20 Jun 2023
Collaboration between Pratt & Whitney and Virginia Tech researchers said to represent 'major step forward' in engine metrology.
Jet engine maker Pratt & Whitney says that its long-standing research collaboration with Virginia Tech has resulted in a new technology for calculating engine thrust, using ultraviolet lasers and Rayleigh scattering.
Revealing details of the work during this week's Paris Air Show, the partners hailed the result as a “major step forward” in engine instrumentation technology, enabling high-fidelity measurement of key gas turbine engine parameters including velocity, temperature, and density.
They refer to the patent-pending technique as Filtered Rayleigh Scattering for Thrust measurement (FRST), saying it offers significant advantages over traditional sensors and probes.
It is expected to help with the development of more efficient engine core technologies, and could also be used for in-flight measurement of non-CO2 particulate emissions.
Geoff Hunt, Pratt & Whitney’s senior VP of engineering and technology, commented: “The ability to use lasers and optical sensors represents a major step forward in engine instrumentation technology.
“FRST provides a less intrusive and more cost-effective method for measuring a range of engine metrics. We see exciting potential for FRST to help advance gas turbine propulsion technologies, particularly involving smaller and more thermally efficient engine cores, which are key to our next-generation military and sustainable commercial engines.”
The technique operates in the ultraviolet region, using Rayleigh scattering from gas molecules in the air passing over a laser-illuminated area.
“Applied to a turbofan engine, the light is provided by a laser beam directed across the turbine's gas path, while the resulting scatter is recorded by a high-performance camera and filtered for corruptions in the signal,” explains the engine firm.
It adds that FRST could potentially eliminate the need for traditional sensors and probes used to calculate engine thrust, which can be difficult to install and cause flow blockage - particularly on smaller engine cores where space is limited.

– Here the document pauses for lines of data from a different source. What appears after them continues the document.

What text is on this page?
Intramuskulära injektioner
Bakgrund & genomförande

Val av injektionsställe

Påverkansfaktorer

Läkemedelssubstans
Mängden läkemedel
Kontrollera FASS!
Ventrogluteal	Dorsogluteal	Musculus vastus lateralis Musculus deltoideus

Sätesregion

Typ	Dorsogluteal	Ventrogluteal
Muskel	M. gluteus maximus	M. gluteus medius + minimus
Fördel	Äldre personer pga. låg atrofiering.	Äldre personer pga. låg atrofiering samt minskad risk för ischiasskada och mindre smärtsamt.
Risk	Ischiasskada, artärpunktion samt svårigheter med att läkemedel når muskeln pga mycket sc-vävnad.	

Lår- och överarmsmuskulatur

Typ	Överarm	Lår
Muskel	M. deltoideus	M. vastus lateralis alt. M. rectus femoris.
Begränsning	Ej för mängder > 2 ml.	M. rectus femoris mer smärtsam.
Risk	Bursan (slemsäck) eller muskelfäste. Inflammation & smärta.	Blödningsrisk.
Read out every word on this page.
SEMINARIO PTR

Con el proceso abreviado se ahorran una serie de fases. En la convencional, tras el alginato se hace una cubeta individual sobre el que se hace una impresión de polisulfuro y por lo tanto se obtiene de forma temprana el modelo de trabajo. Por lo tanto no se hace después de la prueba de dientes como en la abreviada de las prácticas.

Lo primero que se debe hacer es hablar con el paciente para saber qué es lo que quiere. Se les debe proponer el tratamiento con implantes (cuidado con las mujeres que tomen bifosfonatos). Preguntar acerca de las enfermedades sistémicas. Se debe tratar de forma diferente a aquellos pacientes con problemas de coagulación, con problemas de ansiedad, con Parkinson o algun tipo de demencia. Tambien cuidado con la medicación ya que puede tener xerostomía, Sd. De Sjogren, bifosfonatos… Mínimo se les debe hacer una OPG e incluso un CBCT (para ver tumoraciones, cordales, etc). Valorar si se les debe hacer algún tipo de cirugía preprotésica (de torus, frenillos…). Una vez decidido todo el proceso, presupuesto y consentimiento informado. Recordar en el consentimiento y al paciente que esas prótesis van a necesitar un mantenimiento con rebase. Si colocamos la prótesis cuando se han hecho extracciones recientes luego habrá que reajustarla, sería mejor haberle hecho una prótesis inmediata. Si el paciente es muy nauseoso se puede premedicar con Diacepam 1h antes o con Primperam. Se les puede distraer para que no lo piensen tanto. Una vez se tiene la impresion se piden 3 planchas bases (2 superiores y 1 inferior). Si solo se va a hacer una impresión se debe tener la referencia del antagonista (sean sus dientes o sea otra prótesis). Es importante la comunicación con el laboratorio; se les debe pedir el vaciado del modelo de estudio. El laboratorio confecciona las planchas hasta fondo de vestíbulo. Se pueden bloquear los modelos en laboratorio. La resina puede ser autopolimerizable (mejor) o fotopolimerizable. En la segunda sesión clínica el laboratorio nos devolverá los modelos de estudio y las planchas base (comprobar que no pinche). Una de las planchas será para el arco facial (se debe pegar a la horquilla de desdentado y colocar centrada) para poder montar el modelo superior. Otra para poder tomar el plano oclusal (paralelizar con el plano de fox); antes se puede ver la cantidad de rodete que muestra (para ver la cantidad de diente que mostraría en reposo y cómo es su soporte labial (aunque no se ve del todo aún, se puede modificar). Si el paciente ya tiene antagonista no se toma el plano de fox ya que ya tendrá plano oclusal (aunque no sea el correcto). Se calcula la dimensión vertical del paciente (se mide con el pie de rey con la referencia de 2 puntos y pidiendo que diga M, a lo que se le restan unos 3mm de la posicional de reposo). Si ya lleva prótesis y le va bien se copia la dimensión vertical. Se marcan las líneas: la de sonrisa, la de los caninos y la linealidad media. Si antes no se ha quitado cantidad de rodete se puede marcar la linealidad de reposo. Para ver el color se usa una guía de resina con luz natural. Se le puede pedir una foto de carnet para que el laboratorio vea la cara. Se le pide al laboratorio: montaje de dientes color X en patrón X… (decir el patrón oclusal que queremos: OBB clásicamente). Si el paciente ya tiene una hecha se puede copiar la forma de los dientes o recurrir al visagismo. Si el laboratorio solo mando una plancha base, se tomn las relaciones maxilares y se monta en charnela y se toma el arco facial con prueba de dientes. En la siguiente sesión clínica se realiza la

The ability to measure particulate emissions could also contribute to industry-wide efforts to better understand and mitigate their environmental impact - perhaps even reducing the generation of contrails in the future.
Virginia Tech professor of aerospace engineering Todd Lowe said in a release that the collaborative effort had harnessed recent advancements in computing power, lasers, and camera technology and applied it to the well-known technique of Rayleigh scattering to demonstrate the first successful application on a turbofan engine at a Virginia Tech test stand.
“As we work towards in-flight demonstrations of FRST, we expect the technology will have other applications in the development and certification of aircraft engines,” he added.
At the American Institute of Aeronautics and Astronautics (AIAA) AVIATION 2023 Forum, held in San Diego last week, Lowe was scheduled to present on the feasibility of an FRS system operating with 387 nm lasers - instead of the more typical 532 nm wavelength - and using cesium vapor as s molecular filter.
The non-intrusive and seedless optical measurement technique is said to provide time-averaged, planar measurements of three-component velocity, static temperature, and static density of aerodynamic flows.